O tamanho das pupilas durante o sono pode indicar que estamos a reviver memórias, apuram cientistas
Durante o sono, enquanto o corpo entra num estado de repouso, o cérebro mantém-se ativo, processando as memórias do dia e integrando-as com experiências passadas. Contudo, a forma exata como estas novas recordações são consolidadas sem se misturarem com memórias antigas tem intrigado cientistas há décadas.
Um novo estudo da Universidade de Cornell, nos Estados Unidos, publicado na revista Nature, oferece insights revolucionários sobre este fenómeno, ao demonstrar que o tamanho das pupilas durante o sono pode indicar quais memórias estão a ser revividas.
Duas fases no sono NREM e o papel das pupilas
A investigação centrou-se no sono de movimento ocular não rápido (NREM), uma fase crucial para a consolidação de memórias. Os investigadores descobriram que, durante esta fase, ocorrem dois subtis estágios:
- Reativação de memórias recentes – Associada a uma constrição das pupilas.
- Recordação de memórias antigas – Caracterizada por uma dilatação das pupilas.
Estes estágios alternam rapidamente, permitindo que o cérebro processe simultaneamente informação nova e já existente.
“É como uma dança entre novas aprendizagens e conhecimentos antigos, alternando lentamente ao longo do sono”, explica a neurocientista Azahara Oliva, autora principal do estudo.
Um modelo experimental em ratos
A equipa de Cornell conduziu a experiência com ratos, utilizando câmaras minúsculas para rastrear os movimentos das pupilas e eletrodos cerebrais para monitorizar a atividade neuronal. Os ratos foram treinados durante o dia em tarefas novas, como a navegação em labirintos, e observados durante o sono à noite.
Curiosamente, os ratos foram monitorizados com os olhos abertos – algo comum nesta espécie durante o sono. A análise, que se estendeu por um mês, revelou uma relação direta entre o tamanho das pupilas e os dois tipos de memórias processadas.
Além disso, os investigadores bloquearam as chamadas “ondulações de ondas agudas” (SWRs, na sigla em inglês) – padrões de atividade cerebral conhecidos por estarem ligados ao armazenamento de memórias – durante os momentos de constrição das pupilas. Como resultado, os ratos mostraram dificuldades em recordar memórias recentes.
“Os nossos resultados sugerem que o cérebro consegue multiplexar processos cognitivos distintos durante o sono para facilitar uma aprendizagem contínua sem interferências”, descrevem os investigadores no artigo.
Este estudo não só ajuda a responder a uma questão fundamental sobre a memória – como é que aprendemos algo novo sem apagar o que já sabemos –, mas também levanta novas possibilidades na área médica e tecnológica.
A monitorização não invasiva do cérebro com base no tamanho das pupilas pode abrir portas para o tratamento de problemas de memória ou mesmo para o aprimoramento da capacidade de retenção de informação.
No campo da inteligência artificial (IA), a descoberta pode inspirar soluções para o fenómeno conhecido como esquecimento catastrófico, um problema em redes neurais artificiais que lutam para aprender nova informação sem eliminar dados previamente adquiridos.

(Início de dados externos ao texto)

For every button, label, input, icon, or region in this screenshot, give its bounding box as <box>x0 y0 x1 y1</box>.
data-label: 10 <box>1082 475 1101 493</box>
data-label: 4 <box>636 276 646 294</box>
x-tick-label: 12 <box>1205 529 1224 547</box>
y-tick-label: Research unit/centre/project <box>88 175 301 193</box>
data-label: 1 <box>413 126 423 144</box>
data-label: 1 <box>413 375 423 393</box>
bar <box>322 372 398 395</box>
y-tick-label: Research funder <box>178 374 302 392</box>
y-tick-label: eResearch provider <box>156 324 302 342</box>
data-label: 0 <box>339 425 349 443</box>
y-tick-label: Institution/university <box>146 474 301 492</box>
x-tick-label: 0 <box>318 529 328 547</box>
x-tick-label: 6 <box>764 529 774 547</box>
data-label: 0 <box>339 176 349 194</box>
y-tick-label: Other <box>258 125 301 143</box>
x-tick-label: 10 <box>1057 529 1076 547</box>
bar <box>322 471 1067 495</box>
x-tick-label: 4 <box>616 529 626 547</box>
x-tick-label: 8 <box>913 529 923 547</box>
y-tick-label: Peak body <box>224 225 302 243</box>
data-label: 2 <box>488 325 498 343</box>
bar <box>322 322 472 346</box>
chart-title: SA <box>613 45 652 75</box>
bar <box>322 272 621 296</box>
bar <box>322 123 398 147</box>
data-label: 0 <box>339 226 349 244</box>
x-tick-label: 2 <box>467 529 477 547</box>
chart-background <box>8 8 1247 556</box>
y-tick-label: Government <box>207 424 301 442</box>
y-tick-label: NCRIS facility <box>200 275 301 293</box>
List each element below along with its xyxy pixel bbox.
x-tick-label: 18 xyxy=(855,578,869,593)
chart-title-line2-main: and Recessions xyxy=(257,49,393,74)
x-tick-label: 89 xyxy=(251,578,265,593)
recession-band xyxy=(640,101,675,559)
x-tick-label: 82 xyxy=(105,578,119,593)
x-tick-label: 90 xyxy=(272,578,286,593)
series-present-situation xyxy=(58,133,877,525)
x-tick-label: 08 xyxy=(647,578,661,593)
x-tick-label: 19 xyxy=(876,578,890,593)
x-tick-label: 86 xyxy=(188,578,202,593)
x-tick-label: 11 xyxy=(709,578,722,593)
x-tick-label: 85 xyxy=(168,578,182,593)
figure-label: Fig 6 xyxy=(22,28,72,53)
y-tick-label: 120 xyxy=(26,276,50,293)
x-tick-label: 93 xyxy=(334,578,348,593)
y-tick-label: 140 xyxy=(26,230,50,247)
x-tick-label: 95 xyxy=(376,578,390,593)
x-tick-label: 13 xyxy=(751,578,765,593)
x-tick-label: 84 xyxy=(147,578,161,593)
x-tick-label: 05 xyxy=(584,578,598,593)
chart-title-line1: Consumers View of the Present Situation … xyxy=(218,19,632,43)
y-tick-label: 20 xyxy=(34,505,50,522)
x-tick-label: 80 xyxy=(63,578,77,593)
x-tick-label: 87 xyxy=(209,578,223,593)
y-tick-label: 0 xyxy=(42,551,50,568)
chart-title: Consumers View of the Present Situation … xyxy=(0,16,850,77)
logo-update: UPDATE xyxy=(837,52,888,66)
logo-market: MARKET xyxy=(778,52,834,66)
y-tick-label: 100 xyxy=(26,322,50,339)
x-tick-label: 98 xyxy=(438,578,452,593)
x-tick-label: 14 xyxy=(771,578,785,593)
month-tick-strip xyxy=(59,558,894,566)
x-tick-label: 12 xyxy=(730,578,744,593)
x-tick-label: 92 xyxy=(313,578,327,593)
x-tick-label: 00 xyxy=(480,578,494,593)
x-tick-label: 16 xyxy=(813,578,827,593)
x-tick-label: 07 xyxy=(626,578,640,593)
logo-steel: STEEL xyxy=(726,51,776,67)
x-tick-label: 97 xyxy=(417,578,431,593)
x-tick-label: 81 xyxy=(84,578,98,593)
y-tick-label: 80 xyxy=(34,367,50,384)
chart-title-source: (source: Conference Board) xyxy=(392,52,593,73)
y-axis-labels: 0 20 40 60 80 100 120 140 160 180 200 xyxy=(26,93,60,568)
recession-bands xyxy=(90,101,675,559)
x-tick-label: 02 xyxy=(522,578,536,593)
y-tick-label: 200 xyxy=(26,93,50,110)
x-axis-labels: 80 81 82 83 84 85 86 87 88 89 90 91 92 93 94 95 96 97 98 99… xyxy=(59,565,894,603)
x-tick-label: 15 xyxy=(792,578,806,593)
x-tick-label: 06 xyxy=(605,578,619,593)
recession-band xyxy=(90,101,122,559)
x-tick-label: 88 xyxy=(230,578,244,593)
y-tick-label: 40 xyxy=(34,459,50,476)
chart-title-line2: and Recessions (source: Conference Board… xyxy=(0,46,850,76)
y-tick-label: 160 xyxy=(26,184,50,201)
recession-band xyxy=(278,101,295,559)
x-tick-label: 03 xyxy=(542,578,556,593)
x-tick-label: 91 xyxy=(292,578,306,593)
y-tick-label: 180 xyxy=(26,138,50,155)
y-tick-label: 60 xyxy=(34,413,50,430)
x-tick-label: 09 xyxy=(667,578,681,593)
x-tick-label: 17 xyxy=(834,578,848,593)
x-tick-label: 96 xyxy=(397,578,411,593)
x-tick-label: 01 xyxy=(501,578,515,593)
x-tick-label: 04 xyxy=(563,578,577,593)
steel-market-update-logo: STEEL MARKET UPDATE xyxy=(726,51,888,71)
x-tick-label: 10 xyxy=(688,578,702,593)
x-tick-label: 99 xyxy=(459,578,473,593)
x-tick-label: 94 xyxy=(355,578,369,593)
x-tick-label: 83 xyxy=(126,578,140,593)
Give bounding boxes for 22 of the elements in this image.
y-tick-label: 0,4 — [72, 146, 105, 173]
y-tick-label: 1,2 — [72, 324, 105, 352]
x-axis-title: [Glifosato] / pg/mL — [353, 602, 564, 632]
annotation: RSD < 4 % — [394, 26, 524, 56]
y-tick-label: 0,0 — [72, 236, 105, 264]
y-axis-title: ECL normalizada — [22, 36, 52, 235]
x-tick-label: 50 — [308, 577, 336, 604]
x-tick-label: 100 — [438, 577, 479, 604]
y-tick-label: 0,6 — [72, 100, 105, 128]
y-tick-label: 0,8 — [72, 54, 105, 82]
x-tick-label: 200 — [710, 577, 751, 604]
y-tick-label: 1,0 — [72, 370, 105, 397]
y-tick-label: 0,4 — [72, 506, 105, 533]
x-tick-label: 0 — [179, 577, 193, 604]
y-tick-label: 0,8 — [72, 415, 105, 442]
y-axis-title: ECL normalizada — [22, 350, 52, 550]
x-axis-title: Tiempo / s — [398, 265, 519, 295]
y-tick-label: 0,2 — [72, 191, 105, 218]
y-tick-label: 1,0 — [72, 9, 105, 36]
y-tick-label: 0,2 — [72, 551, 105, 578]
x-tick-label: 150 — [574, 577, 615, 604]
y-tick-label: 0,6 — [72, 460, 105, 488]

“Este achado fornece uma potencial solução para o problema de longa data em redes biológicas e artificiais de evitar interferências catastróficas, ao mesmo tempo que permite a integração de memórias”, concluem os investigadores.
Embora os resultados sejam promissores, os cientistas enfatizam que ainda é necessário realizar análises semelhantes em humanos para validar a aplicabilidade destas descobertas no nosso cérebro. Contudo, dado o grau de semelhança entre o cérebro humano e o dos ratos, este estudo marca um avanço significativo na compreensão dos processos de memória.